In 1939, in the dry, desert foothills of the McDowell Mountain Range of Scottsdale, Ariz., a young man asked an older man for a job. The young man, a 22-year-old named Pedro E. Guerrero, was trying to start a career as a photographer. The older man, at 72, was Frank Lloyd Wright. At the time, Guerrero lacked a degree in photography and was unaware of Wright's celebrity-architect status—he only knew that Wright was a man building a house in the desert (the house, of course, was Taliesin West). "I had no idea who this man was," he says. "If I had known, I probably wouldn’t have gone." It was perhaps this innocence that appealed to Wright and led to Guerrero's career as the architect's preferred photographer. Guerrero went on to photograph the work of Eero Saarinen, Marcel Breuer, Philip Johnson, and Alexander Calder. But, he now says, “I don’t imagine that anything could be better than working with Wright.” A sweeping exhibition of Guerrero’s career, “Photographs of Modern Life,” opens today at the Julius Shulman Institute at the Woodbury University School of Architecture in southern California. Guerrero, now 95, shared with us his stories of being Wright’s trusted photographer and friend.
Did you find photography or did photography find you?
I left home [Casa Grande, Ariz.] on my 20th birthday, seeking a better opportunity besides being a bilingual clerk or something like that. I went to Los Angeles, which I thought was a big enough town for a squat little man. I had a brother that was quite talented in art. He attended the Art Center School [now the Art Center College of Design in Pasadena]. I was drawn to L.A. because he was there. I thought that perhaps I should study art too, although I didn’t have any talent. And then I got there, and they told me that the art courses had filled, and rather than go back home, I asked them what else I could take.

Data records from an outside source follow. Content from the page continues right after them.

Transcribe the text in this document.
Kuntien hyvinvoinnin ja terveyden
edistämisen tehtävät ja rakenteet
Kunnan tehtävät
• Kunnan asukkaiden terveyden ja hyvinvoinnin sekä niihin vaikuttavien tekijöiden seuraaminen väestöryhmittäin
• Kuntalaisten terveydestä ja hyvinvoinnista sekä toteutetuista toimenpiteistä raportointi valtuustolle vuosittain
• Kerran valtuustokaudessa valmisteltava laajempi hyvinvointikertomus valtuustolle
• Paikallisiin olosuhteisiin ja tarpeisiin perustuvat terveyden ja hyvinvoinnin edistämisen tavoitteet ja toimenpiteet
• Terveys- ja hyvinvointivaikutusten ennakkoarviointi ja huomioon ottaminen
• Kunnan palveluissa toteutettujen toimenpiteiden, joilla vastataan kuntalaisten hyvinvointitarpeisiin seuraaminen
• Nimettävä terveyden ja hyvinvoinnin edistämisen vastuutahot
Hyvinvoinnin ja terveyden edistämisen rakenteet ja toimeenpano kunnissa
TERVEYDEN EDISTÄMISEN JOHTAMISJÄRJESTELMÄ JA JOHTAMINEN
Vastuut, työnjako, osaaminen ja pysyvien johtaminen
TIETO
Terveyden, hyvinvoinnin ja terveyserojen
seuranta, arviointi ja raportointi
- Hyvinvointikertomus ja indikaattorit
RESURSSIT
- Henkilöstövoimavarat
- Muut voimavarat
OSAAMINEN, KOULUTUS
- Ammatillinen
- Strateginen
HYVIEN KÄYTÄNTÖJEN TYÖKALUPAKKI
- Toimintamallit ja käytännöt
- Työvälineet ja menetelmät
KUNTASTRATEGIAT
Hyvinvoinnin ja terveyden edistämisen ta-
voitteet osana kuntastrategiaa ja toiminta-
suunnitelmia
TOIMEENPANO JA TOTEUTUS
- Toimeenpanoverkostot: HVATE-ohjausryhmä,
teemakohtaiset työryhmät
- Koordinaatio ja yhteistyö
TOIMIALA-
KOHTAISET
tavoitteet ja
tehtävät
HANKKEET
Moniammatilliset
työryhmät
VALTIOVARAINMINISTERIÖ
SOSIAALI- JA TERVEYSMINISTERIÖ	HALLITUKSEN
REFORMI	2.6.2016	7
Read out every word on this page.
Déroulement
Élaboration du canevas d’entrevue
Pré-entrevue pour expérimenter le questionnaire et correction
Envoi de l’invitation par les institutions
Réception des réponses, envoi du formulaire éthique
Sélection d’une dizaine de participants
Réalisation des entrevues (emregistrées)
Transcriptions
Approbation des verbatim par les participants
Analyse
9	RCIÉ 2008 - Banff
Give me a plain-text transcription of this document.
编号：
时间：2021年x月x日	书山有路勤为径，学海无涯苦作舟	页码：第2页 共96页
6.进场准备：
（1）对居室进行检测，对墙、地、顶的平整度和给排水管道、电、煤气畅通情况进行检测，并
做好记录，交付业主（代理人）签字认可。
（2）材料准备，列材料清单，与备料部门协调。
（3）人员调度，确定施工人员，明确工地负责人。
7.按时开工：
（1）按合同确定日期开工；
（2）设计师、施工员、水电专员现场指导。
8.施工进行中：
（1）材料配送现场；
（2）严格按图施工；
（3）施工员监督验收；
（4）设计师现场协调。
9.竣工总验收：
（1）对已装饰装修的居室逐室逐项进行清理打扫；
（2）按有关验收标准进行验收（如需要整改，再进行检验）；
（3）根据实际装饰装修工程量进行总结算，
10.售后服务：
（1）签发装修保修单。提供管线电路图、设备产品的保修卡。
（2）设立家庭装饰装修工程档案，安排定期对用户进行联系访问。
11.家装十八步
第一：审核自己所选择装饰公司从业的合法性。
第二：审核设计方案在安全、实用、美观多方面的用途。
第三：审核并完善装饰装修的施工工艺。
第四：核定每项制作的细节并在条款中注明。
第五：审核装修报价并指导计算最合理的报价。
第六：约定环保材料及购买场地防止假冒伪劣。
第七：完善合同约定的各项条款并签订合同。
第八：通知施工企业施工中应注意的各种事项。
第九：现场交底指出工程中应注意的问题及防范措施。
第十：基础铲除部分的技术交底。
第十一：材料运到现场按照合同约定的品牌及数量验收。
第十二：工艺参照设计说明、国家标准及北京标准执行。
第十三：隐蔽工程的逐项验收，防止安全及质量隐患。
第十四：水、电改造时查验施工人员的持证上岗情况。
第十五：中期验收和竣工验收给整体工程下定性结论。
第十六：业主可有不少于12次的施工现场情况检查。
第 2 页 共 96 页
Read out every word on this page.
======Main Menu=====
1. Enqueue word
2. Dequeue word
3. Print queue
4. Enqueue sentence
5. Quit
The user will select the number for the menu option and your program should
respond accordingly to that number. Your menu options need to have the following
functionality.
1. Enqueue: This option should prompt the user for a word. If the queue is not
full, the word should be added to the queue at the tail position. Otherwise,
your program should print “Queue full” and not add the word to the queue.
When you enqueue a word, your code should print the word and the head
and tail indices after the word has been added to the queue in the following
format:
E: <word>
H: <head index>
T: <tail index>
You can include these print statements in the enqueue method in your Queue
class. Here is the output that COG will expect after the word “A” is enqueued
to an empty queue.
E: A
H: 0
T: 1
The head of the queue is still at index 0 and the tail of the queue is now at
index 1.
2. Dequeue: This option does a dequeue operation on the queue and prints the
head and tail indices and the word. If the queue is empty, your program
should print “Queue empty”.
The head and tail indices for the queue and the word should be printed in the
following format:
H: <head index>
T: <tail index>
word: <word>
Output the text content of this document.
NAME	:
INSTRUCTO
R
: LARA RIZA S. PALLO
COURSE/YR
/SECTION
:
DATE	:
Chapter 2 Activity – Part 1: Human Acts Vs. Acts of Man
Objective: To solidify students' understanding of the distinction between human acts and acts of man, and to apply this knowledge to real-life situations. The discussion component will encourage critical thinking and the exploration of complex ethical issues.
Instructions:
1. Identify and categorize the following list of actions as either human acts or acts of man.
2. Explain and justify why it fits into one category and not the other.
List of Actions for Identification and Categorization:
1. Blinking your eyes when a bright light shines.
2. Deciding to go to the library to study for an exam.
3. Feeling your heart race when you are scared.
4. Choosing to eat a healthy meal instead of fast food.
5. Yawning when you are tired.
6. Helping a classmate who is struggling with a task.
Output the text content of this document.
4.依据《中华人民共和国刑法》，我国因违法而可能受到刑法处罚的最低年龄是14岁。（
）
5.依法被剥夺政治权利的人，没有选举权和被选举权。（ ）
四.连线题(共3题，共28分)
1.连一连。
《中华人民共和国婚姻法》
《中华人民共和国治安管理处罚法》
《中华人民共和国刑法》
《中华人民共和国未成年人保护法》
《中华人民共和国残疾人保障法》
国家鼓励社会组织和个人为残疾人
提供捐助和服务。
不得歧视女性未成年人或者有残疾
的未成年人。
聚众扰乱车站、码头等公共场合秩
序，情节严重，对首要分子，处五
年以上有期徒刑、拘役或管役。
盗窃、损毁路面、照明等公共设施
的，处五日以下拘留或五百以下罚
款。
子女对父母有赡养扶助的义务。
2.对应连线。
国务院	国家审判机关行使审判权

I said, “I’d like to investigate photography.” I got a camera, developed my first roll of time, made my first print, and fell absolutely in love.
Tell us again that famous story of meeting Frank Lloyd Wright.
There’s a great ideal of what an architect should look like. But when I saw him he was wearing a white polo shirt, khaki shorts, white athletic socks, and open-toed sandals, which wasn’t very impressive to me—except that he had a porkpie hat and a cane, which gave him a certain amount of elegance. He was waving good-bye to guests that were just leaving, and he looked out and said, ‘Who are you?’ I said, “My name is Pedro E. Guerrero and I’m a photographer.” I had never introduced myself as “Pedro E. Guerrero, a photographer” before, because I had never made a nickel from it; I had never had an assignment. I showed him the most embarrassing bunch of photographs.
He said, “What are you doing now?” I said, “I’m looking for work.” So he said, “Well, would you like to work for us?” This is 15 minutes after our first meeting, by the way. I didn’t know what “working for us” meant, but I said, “Yes, I’ll work for you.” He said, “You can start right now if you want to.” Of course, I hadn’t taken a cab or anything, but I was delighted to have the job. I wound my way back through the desert through drywashers ... and chaparrals until I got home again and announced to my family that I had a job for an unbelievable 72-year-old man who was building a house out in the desert out of sand and rocks and cement. That was the beginning.